Bitte beachten Sie, dass Java 8 am Ende seines Lebenszyklus angekommen ist und ab Anfang 2019 keine öffentlichen Updates mehr erhält.

 

(jbr, 13.12.2018)

Java RA-Oberfläche Version 3.0

Die Java RA-Oberfläche für den Teilnehmerservice der DFN-PKI können Sie in der Version 3.0 hier herunterladen:

guira-3.0.zip

guira-3.0.zip.SHA256sum

Entpacken Sie das ZIP-Archiv. In den Dateien README.txt und Anleitung_Windows.pdf finden Sie weitere Hinweise zur Installation und Inbetriebnahme.

Änderungen

Version 3.0 (28.11.2018)

  • Anpassung an OpenJDK11
  • Aktualisierung der BouncyCastle Version auf 1.60.

Systemvoraussetzungen

  • OpenJDK ab Version 11
  • Oracle Java ab Version 11 kann auch verwendet werden. Bitte beachten Sie hierzu:
    • In unseren Abnahmetests verwenden wir OpenJDK
    • Bitte berücksichtigen Sie die geänderten Lizenzbedingungen für den nicht-privaten Einsatz von Oracle.

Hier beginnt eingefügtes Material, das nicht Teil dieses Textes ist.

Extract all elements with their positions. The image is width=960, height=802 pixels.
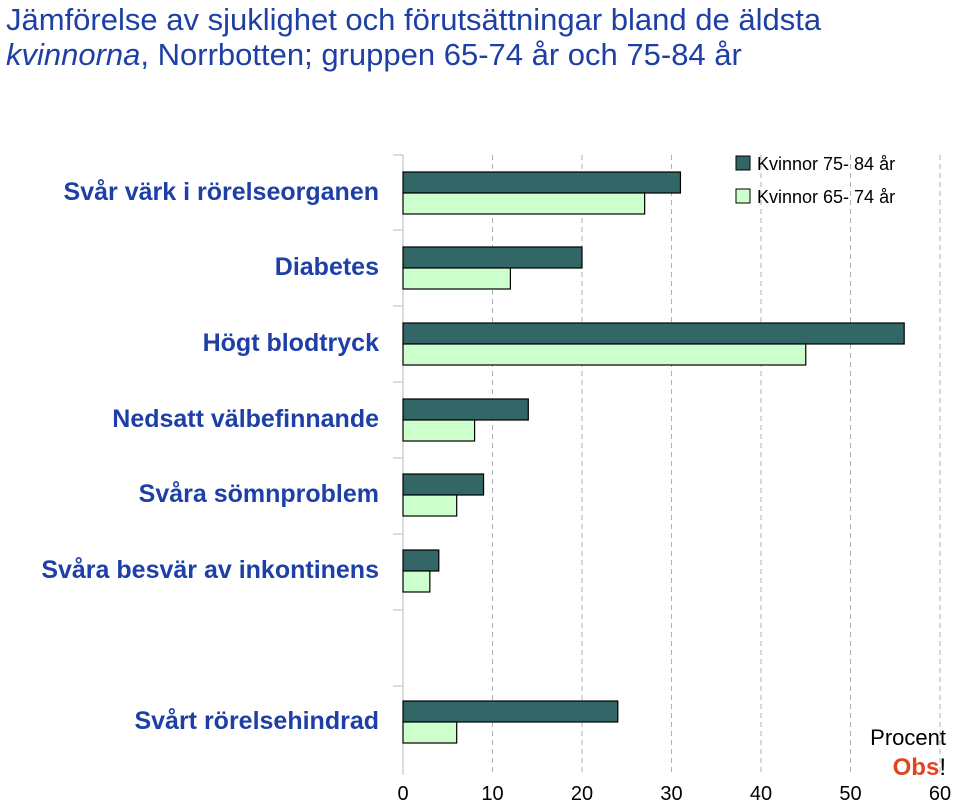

Die enthaltenen Startskripte erwarten eine gesetzte Umgebungsvariable JAVA_HOME. Hinweise hierfür finden Sie in den Dateien README.txt und Anleitung_Windows.pdf.

Konfiguration

Die RA-Oberfläche speichert die Einstellungen in Ihrem Home-Verzeichnis im Verzeichnis .dfn-pki. Sie können das entpackte ZIP-Archiv mit den ausführbaren Dateien beliebig verschieben, löschen oder neu herunterladen, ohne dass Sie die Einstellungen verlieren.

Java Web Start

Oracle hat ab Version 11 Java Web Start entfernt. Für Teilnehmer, die noch Java 8 einsetzen, stellen wir weiterhin bis voraussichtlich Mitte 2019 eine Java Web Start-Version der RA-Oberfläche zur Verfügung. Achtung: Die Java Web Start-Version erhält nur noch Sicherheitsupdates und keine Ergänzungen der Funktionalität!

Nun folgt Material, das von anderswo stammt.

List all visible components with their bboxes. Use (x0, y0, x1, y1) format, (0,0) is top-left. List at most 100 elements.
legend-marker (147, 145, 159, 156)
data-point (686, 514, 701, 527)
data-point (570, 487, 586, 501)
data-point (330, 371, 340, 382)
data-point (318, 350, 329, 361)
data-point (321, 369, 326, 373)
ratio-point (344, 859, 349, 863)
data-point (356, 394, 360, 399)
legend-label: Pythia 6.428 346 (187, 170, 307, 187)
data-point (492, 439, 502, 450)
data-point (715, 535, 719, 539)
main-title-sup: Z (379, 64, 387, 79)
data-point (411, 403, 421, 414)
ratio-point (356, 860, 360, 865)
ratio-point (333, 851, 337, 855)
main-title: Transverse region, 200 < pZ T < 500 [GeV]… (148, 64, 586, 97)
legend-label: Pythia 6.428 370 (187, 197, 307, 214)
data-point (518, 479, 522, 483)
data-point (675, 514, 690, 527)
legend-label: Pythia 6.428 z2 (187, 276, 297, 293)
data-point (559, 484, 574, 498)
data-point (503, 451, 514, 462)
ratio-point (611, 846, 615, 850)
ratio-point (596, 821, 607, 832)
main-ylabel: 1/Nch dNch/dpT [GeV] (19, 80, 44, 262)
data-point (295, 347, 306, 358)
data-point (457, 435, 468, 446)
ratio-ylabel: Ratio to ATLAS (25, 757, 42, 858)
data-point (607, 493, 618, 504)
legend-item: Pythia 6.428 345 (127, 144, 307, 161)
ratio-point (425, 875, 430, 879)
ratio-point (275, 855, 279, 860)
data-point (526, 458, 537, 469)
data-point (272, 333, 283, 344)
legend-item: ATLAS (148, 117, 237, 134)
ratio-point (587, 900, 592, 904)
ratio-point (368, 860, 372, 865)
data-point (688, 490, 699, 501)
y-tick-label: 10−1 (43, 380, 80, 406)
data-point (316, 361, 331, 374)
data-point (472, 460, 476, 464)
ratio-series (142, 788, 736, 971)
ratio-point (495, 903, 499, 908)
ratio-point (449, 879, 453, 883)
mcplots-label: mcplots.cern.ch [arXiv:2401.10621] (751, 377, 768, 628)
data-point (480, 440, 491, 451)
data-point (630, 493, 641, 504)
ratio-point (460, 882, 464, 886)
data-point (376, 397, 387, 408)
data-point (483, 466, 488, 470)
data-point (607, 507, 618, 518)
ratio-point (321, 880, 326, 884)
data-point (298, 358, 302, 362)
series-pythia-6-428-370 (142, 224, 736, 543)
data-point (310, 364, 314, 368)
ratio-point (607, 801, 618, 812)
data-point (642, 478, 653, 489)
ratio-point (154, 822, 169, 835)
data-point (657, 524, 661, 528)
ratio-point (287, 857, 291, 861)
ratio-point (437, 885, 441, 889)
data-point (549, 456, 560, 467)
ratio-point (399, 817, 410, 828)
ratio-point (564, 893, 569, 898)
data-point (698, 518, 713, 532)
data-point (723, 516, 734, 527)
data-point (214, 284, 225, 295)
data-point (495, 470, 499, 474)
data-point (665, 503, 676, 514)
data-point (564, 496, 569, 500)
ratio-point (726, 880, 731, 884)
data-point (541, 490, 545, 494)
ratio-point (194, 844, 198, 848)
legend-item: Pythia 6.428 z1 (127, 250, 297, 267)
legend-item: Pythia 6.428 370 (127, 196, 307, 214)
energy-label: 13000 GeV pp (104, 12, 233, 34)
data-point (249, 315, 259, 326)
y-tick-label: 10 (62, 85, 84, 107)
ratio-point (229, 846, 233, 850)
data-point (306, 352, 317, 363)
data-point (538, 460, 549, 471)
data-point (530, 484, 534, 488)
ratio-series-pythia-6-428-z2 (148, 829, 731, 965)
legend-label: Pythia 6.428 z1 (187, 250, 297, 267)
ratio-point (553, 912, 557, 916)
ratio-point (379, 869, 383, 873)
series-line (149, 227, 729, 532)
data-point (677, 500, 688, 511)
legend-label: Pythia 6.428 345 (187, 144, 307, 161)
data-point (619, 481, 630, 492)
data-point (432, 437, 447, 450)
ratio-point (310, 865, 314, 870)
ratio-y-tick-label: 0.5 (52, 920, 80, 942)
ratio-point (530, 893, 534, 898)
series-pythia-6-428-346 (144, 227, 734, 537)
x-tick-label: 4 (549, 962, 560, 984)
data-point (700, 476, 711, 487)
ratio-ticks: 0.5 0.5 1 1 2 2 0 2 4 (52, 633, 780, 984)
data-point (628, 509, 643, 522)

https://pki.pca.dfn.de/guira/guira.jnlp

Bitte beachten Sie, dass Java 8 am Ende seines Lebenszyklus angekommen ist und ab Anfang 2019 keine öffentlichen Updates mehr erhält.

 

(jbr, 12.12.2018)

Ablauf der alten Generation 1 der DFN-PKI Global

Die CA-Zertifikate der ersten Generation der DFN-PKI Global laufen nun ab. Zuerst sind die in 2007 erstellten, noch mit SHA-1 signierten CA-Zertifikate betroffen.

Achtung: Für diese alten CA-Zertifikate, die im Betrieb längst durch ihre mit SHA-2 signierten Pendants ersetzt worden sein sollten, werden von uns keine Zertifikatablaufwarnmails versandt.

Achtung: Wenn Sie auf Servern trotz der in den Auslieferungsmails der DFN-PKI mitgelieferten Kette noch eine Zwischenzertifizierungskette mit den alten SHA-1 CA-Zertifikaten beibehalten haben, kann es Ihnen passieren, dass diese Kette eher abläuft als das Serverzertifikat.

Hierdurch werden dann unter Umständen Clients schlagartig nicht mehr auf die betroffenen Server zugreifen können. Betroffen sind alle Arten von Anwendungen, z.B. auch openvpn oder jabber.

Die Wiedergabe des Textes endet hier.